Era un talento musicale.
Intonò il suo primo vagito al glissando del clarino che apre Rapsodia in blu. Non ci furono applausi. L’ostetrica non aveva cognizioni musicali e lo sculacciò, prima di riporlo nella culla. Sincopava le sillabe di ‘papà’ e ‘mamma’, ma tutti ridevano di quel balbettio infantile. Seduto sul seggiolone, rifiutava il cibo. Sua madre si ostinava col cucchiaino sospeso a fare il gioco del trenino – ciuf, ciuf- ”Mamma, non tieni il tempo” avrebbe voluto dirle.

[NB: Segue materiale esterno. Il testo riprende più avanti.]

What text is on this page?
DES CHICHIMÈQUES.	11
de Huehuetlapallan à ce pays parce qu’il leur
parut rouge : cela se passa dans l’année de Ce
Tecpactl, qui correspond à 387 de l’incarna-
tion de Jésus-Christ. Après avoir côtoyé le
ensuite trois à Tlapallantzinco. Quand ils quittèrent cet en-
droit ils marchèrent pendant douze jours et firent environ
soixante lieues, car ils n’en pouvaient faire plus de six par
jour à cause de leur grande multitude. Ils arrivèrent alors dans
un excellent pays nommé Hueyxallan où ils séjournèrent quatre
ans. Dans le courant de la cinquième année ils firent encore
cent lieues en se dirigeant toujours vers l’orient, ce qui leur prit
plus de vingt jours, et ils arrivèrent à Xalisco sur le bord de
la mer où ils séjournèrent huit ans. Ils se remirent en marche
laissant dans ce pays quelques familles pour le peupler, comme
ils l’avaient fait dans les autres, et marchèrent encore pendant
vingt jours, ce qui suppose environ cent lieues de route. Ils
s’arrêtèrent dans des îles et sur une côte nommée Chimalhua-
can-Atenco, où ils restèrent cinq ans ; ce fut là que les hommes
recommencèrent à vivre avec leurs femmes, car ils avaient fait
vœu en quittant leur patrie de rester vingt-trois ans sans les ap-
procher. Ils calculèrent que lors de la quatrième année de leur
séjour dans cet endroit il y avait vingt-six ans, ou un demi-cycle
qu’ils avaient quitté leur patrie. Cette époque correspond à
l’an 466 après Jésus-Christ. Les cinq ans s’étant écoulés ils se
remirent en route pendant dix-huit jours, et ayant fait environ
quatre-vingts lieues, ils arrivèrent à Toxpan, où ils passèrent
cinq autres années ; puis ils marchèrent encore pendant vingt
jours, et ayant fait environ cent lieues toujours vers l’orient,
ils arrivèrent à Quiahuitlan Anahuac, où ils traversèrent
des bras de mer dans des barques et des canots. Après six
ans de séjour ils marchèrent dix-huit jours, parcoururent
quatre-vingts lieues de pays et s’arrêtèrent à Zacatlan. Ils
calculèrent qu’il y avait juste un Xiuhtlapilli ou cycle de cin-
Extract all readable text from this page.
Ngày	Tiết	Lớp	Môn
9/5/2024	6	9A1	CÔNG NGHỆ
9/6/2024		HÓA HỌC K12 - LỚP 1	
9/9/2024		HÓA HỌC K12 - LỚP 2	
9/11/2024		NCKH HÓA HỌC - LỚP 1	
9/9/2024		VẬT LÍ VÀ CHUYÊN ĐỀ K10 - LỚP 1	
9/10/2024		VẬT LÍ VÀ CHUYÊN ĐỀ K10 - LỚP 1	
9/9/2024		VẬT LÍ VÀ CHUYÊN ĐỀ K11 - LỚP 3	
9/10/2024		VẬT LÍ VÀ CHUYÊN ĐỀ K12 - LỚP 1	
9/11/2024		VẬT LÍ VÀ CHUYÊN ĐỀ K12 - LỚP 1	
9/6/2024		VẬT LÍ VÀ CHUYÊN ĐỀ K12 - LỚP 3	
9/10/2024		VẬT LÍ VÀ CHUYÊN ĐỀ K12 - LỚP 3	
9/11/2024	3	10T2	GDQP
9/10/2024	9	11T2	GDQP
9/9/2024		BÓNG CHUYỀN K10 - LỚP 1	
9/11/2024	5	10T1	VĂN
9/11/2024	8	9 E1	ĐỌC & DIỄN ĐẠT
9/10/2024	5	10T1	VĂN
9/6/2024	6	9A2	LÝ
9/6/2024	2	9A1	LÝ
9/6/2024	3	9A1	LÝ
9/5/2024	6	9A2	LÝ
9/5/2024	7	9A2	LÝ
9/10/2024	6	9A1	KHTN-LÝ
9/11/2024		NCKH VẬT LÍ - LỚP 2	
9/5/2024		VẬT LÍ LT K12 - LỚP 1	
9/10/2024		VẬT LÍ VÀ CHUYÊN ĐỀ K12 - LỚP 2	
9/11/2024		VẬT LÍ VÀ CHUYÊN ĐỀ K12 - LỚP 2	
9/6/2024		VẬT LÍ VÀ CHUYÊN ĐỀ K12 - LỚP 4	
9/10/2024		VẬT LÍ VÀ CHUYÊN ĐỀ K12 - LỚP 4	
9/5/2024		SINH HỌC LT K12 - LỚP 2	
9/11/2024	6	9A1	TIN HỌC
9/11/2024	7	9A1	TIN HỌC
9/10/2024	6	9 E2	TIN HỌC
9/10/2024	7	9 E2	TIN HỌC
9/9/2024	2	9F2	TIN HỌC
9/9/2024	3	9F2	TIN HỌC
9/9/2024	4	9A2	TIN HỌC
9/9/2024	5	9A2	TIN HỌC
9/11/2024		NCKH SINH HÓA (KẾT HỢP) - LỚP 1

L’infanzia fu una corsa pazza al ritmo di un galop, l’adolescenza dissonante come una sonata di Strawinskj, la giovinezza banalmente romantica. Un tipo come lui non poteva non innamorarsi al Chiaro di luna e palpitare Per Elisa, che Appassionata ricambiò il suo Sogno d’Amore.
Era amico di tutti. Era bravo con gli accordi e sapeva toccare i tasti giusti. Eppure c’era chi gli rimproverava un’inclinazione all’intransigenza – o tutto bianco o tutto nero.
Benché virtuoso, aveva i suoi difetti. Di umore umbratile, scivolava spesso in una tonalità minore, un’indolenza da si bemolle. Era poco coraggioso, ma quando si dava alla fuga, era un capolavoro di contrappunto che lasciava senza fiato.
Con la maturità scoprì nuove forme di armonia, più tolleranti e meno gerarchiche – ebbe una vecchiaia dodecafonica. Quando si accorse di essere ormai giunto alle battute finali, s’illuse di poter concludere il tutto con una corona, ma sbagliò il tempo e fu la prima volta. Morì glissando così com’era nato. Ci fu un ultimo applauso, che lui non sentì.